By comparison, the world's largest software vendor has adapted poorly to the changing market landscape. On the Web, Internet Explorer is dead last in standards compliance, and its critical security flaws sometimes go unpatched for months. Windows Mobile claims just 7.9 percent of the smartphone market, and according to Gartner, sales are slowing. Microsoft's vaunted new search service, Bing, has won few converts from Google, except where Microsoft has strong-armed them into using it. In short, while it may be first in desktop software, Microsoft's track record outside its comfort zone has been fairly dismal, enough so that in 2007, venture capitalist Paul Graham declared, "Microsoft is dead."
But Ray Ozzie has a plan. With the Windows division back on track and new version of Office set to debut this year, "software plus services" is the new mantra at Microsoft's Redmond headquarters. It marks a strategic shift that will transform everything about the company, from how it develops, markets, and deploys software to its relationships with its customers. Ozzie doesn't want to beat Google at its own game; rather, he wants to remind Google that the software game has been and remains Microsoft's. But to succeed, he's going to have to rewrite Microsoft's playbook along the way.
Ozzie rules: The "software plus services" vision
Nearly five years ago Ozzie, then Microsoft's newly minted CTO, issued a memo outlining his vision of the next step in the company's ongoing evolution. "[People are] increasingly drawn toward the simplicity of services and service-enabled software that 'just works,'" he wrote. "Businesses are increasingly considering what services-based economics of scale might do to help them reduce infrastructure costs or deploy solutions as-needed and on subscription basis."
In other words, Ozzie felt it was high time for Microsoft to compete with Google on its home turf.

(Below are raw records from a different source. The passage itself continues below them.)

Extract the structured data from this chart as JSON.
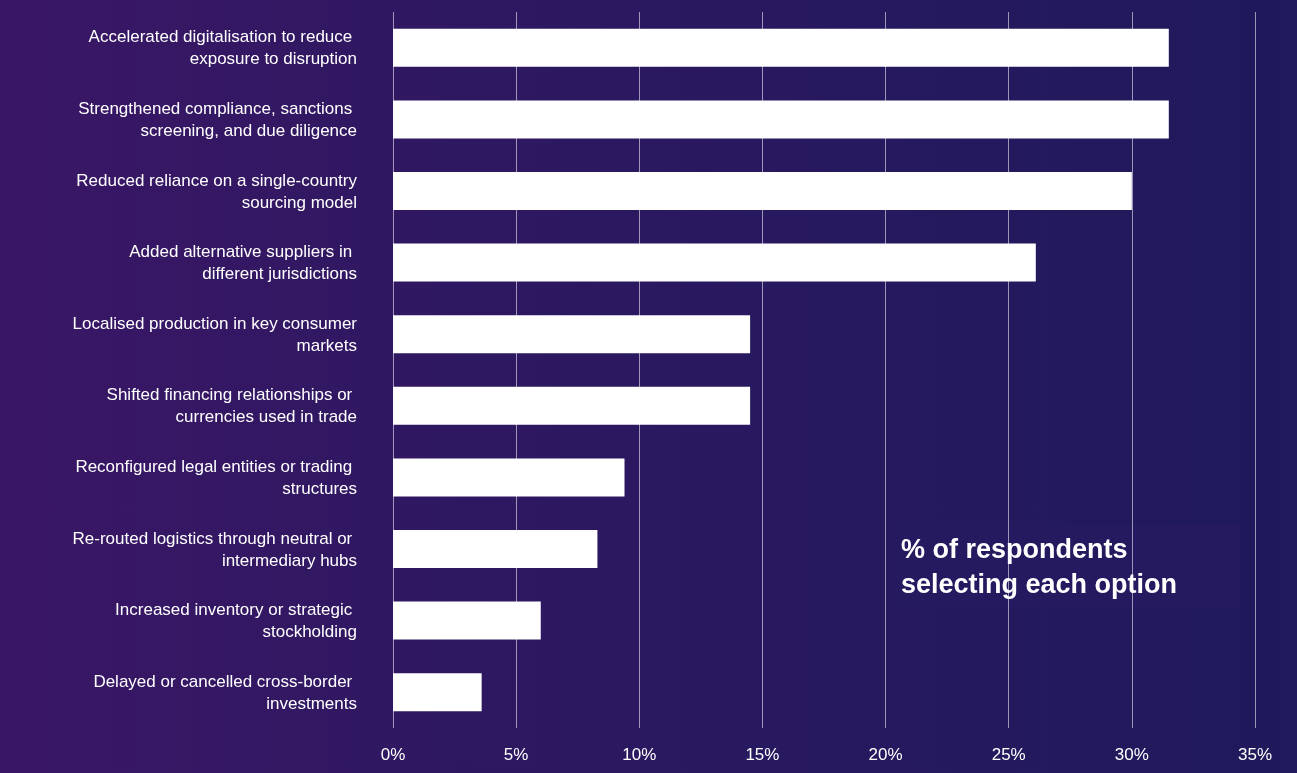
{
  "chart_data": {
    "type": "bar",
    "orientation": "horizontal",
    "categories": [
      "Accelerated digitalisation to reduce exposure to disruption",
      "Strengthened compliance, sanctions screening, and due diligence",
      "Reduced reliance on a single-country sourcing model",
      "Added alternative suppliers in different jurisdictions",
      "Localised production in key consumer markets",
      "Shifted financing relationships or currencies used in trade",
      "Reconfigured legal entities or trading structures",
      "Re-routed logistics through neutral or intermediary hubs",
      "Increased inventory or strategic stockholding",
      "Delayed or cancelled cross-border investments"
    ],
    "values": [
      31.5,
      31.5,
      30.0,
      26.1,
      14.5,
      14.5,
      9.4,
      8.3,
      6.0,
      3.6
    ],
    "color": "#ffffff",
    "xlim": [
      0,
      35
    ],
    "xticks": [
      {
        "value": 0,
        "label": "0%"
      },
      {
        "value": 5,
        "label": "5%"
      },
      {
        "value": 10,
        "label": "10%"
      },
      {
        "value": 15,
        "label": "15%"
      },
      {
        "value": 20,
        "label": "20%"
      },
      {
        "value": 25,
        "label": "25%"
      },
      {
        "value": 30,
        "label": "30%"
      },
      {
        "value": 35,
        "label": "35%"
      }
    ],
    "grid": "x",
    "annotations": [
      "% of respondents selecting each option"
    ]
  }
}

But in Ozzie's vision, Microsoft would embrace the Web differently than the search titan has. While Google sees the browser as the ultimate client UI for software large and small, with the cloud as the ultimate repository for all data, Ozzie sees an opportunity for Microsoft to offer services that augment and enhance traditional desktop software. Where Google sees thin clients interfacing with powerful applications, Ozzie sees rich client applications consuming lightweight services.

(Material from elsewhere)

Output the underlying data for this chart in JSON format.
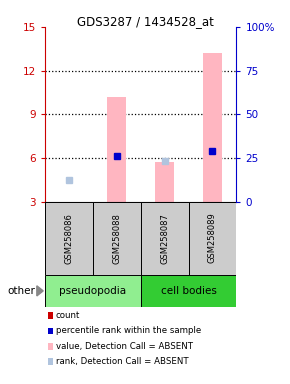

That's no surprise. Before joining Microsoft, Ozzie built a career on the concept that a PC and a network together are greater than the sum of their parts. In the mid-1980s, Ozzie and his company Iris Associates developed the networked groupware platform that became Lotus Notes. He then went on to found Groove Networks, a maker of peer-to-peer collaboration software, after Lotus was acquired by IBM in 1994. When Microsoft acquired Groove in 2005, Ozzie came along for the ride.